Alexis Assadi is a writer, entrepreneur and investor. Based in Vancouver, Canada, he founded Pacific Income Capital Corporation, which is the general partner of the financing company, Pacific Income Limited Partnership. Alexis Assadi is the Chief Executive Officer and serves as a director of the general partner. These firms provide funding of up to $250,000 to business owners and real estate investors across Canada and the United States. In addition, Alexis Assadi operates various other privately-held businesses that concentrate on making similar investments.

You grew up around the world. How do you think your early travels affected who you are today?

Yes, that’s right. I was born in Geneva, Switzerland and later moved to Thailand, Hong Kong and Australia. At around age eleven, my family settled in Vancouver, Canada. I also had a brief stint in New York, where I worked for my uncles after graduating from university. So, there was a lot of travelling early on.

I think moving around and experiencing different cultures at a young age allowed me to appreciate diversity. When I think about it now, many of my friends looked different from me, ate different foods than I did and held different beliefs from my family. But that never occurred to me as a child. It was normal for me to be in that environment.

Did you have a favorite place growing up?

I have fond memories of each country. However, I lived in Australia at a time where I was just becoming old enough to appreciate friendships. I was there for four years – it hurt a lot when we left. I often reminisce about playing sports with my friends, being in classrooms and running around our backyard in Canberra. So, if I had to choose a favorite, it would be Australia. I actually went back last year for the first time. I even got the chance to meet up with a couple of my schoolmates.

Your university degree was in political science. How did that translate to business?

My initial pursuit of business was unrelated to my academic education. At around 19, I became interested in investing. I started off with mutual funds that were sold to me by the bank. I then progressed to stocks and continued to advance from there. At some point in my young investing career I realized that I wanted to get into business. And that’s how it all started.

However, if I could go back I would still do a degree in political science. A lot of my work today requires reading complex documents and critical analysis. That subject dovetails perfectly with what I do today. As well, I’m genuinely interested in politics and international relations.
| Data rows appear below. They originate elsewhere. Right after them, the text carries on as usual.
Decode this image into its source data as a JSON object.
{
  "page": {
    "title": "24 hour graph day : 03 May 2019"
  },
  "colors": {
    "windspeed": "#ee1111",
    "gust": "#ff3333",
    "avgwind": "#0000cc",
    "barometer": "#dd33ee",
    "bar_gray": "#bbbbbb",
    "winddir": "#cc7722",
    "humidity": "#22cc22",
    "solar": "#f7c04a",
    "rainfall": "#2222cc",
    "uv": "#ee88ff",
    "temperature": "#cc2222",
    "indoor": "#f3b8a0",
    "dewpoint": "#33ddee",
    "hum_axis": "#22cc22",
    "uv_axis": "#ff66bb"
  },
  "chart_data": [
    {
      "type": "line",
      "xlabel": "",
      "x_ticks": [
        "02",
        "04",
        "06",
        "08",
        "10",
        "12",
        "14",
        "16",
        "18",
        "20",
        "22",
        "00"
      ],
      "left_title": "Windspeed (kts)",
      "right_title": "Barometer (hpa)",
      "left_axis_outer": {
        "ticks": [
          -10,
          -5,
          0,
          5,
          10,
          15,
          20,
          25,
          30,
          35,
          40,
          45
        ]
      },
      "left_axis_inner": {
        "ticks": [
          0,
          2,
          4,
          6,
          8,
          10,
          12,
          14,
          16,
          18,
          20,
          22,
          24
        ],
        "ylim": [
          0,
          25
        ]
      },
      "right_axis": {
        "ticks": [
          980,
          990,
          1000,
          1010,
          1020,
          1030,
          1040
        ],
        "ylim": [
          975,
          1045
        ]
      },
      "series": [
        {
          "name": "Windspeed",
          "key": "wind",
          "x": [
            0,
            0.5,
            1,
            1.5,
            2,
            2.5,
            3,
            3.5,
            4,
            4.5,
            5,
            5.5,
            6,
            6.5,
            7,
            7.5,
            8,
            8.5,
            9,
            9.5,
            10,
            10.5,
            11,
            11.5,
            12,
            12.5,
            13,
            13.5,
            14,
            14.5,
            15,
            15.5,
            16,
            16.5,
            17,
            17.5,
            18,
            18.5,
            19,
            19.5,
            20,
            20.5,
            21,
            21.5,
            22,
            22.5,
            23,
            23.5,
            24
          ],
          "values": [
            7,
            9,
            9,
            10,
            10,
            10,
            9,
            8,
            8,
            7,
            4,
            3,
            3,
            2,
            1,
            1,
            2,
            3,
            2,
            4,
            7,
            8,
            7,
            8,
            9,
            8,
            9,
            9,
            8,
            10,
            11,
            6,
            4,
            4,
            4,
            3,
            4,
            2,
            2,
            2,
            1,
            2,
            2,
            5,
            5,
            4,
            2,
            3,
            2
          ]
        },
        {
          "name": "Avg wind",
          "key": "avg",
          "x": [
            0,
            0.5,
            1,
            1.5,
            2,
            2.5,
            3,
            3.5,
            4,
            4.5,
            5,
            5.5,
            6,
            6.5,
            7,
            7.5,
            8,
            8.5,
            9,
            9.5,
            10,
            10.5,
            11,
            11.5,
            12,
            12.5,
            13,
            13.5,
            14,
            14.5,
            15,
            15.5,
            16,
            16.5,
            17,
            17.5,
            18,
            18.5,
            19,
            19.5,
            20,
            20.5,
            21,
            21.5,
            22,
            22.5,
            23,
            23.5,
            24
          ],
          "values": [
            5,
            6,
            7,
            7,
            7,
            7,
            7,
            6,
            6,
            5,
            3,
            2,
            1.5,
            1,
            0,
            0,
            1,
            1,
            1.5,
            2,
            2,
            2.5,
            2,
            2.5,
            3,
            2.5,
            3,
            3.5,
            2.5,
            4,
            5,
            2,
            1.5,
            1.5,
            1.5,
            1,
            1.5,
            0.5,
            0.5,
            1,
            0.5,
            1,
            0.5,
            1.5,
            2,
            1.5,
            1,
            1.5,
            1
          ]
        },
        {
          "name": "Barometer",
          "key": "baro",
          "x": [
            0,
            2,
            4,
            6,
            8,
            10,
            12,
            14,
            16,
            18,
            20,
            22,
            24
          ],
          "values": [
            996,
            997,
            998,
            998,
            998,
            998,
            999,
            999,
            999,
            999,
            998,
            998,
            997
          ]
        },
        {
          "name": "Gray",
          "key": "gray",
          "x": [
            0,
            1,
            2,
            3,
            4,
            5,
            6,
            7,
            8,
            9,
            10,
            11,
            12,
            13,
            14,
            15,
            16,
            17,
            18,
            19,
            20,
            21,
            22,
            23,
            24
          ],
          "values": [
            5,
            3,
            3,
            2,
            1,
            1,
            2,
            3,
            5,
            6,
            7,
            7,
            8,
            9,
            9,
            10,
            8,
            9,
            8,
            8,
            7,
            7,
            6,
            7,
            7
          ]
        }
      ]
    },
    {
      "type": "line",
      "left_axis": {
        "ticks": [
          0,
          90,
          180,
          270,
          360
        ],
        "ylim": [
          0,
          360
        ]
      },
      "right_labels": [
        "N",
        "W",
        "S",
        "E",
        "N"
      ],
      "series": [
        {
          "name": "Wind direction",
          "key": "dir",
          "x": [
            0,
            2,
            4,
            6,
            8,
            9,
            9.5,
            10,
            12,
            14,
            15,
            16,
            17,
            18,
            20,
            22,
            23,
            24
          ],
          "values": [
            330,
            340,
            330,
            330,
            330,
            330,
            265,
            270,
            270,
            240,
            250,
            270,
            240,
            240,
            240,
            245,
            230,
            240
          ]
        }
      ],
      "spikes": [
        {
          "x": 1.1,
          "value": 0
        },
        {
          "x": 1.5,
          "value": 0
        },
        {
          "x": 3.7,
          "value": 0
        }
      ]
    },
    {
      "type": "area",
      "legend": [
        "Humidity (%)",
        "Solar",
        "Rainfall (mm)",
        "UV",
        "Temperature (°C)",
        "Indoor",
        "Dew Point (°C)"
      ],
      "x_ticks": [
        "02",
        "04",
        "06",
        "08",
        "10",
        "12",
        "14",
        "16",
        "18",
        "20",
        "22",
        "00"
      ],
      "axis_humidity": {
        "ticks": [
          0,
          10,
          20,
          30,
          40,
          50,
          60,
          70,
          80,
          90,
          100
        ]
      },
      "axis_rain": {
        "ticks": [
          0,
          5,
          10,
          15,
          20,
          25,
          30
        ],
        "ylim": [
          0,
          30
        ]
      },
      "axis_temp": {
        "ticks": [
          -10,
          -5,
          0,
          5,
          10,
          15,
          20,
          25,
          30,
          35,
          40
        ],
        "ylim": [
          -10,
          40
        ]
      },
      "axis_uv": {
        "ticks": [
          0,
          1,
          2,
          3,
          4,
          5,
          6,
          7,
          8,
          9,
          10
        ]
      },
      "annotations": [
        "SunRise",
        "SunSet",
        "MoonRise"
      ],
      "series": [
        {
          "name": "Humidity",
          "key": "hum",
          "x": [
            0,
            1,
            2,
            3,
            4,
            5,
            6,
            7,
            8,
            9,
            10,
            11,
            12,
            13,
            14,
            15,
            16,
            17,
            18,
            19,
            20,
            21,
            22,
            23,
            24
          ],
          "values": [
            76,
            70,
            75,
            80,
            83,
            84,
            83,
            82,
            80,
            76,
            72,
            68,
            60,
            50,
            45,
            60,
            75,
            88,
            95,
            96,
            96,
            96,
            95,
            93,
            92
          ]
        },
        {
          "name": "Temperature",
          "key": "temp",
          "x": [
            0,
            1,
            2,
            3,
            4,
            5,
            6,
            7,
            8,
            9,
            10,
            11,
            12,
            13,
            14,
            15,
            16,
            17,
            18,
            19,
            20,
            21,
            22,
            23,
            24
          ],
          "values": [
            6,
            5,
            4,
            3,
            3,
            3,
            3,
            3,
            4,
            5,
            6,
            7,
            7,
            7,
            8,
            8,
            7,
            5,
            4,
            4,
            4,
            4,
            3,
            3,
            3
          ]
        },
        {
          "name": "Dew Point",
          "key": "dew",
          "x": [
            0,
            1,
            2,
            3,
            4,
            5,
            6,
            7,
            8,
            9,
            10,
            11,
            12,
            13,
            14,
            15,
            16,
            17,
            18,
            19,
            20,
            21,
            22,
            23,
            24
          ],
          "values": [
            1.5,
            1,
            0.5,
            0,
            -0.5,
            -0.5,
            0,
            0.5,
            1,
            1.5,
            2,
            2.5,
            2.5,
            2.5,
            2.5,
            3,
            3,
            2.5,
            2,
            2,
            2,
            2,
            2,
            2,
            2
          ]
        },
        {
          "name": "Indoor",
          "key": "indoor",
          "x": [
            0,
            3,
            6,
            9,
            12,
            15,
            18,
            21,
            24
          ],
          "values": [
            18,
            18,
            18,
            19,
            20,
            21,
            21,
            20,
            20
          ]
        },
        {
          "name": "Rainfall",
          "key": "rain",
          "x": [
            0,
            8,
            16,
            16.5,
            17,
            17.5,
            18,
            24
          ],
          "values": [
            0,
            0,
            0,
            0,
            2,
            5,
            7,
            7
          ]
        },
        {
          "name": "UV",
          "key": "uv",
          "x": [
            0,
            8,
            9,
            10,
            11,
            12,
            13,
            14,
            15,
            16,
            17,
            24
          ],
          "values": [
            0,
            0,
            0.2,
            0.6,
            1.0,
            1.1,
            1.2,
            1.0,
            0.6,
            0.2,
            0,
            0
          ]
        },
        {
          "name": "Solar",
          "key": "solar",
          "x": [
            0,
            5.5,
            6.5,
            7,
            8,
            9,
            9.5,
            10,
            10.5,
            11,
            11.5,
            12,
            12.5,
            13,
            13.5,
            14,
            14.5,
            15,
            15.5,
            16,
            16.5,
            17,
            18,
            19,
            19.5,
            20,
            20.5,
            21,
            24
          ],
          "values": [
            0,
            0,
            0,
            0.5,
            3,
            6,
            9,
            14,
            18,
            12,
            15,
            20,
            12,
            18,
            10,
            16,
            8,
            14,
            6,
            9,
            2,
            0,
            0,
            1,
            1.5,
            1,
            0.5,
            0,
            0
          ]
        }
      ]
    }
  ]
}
In fact, I never took a business course in school. I don’t know much about the academic curricula. But my experience is that business requires quick thinking, calculated decision-making and the ability to operate under pressure. I don’t know if textbooks and lectures can teach that. Obviously, there’s more to commerce than my personal experience. I’m just saying that business requires expertise in skills that, I think, have to be learned on the job.

How did you get into lending?

I had a friend who needed a loan several years ago. I think I realized that one can charge interest on a loan and earn a profit. That’s probably what sparked it.

However, at that time I was also investing in various loan-based businesses, like mortgage investment corporations. So, I was already interested in that kind of investment. I just never assumed that I could be a lender, myself.

Over the years, I funded several more loans. That eventually turned into a business for me. It’s also the cornerstone of my portfolio. It has culminated in Pacific Income Limited Partnership, along with other financing companies that I currently operate.

Do you have any concerns about the lending space?

I’m not concerned about lending in general. Obviously, each deal has its own potential risks and rewards. However, I do have reservations about commercial properties, such as strip malls and offices. This kind of real estate is becoming decreasingly relevant. Much of today’s business is conducted online. Websites like Amazon, and the internet in general, is making it easier for people to work, buy and sell from the comfort of their smartphones. There’s less of a demand for working space. For that reason, I’m more reluctant than ever to finance those kinds of projects.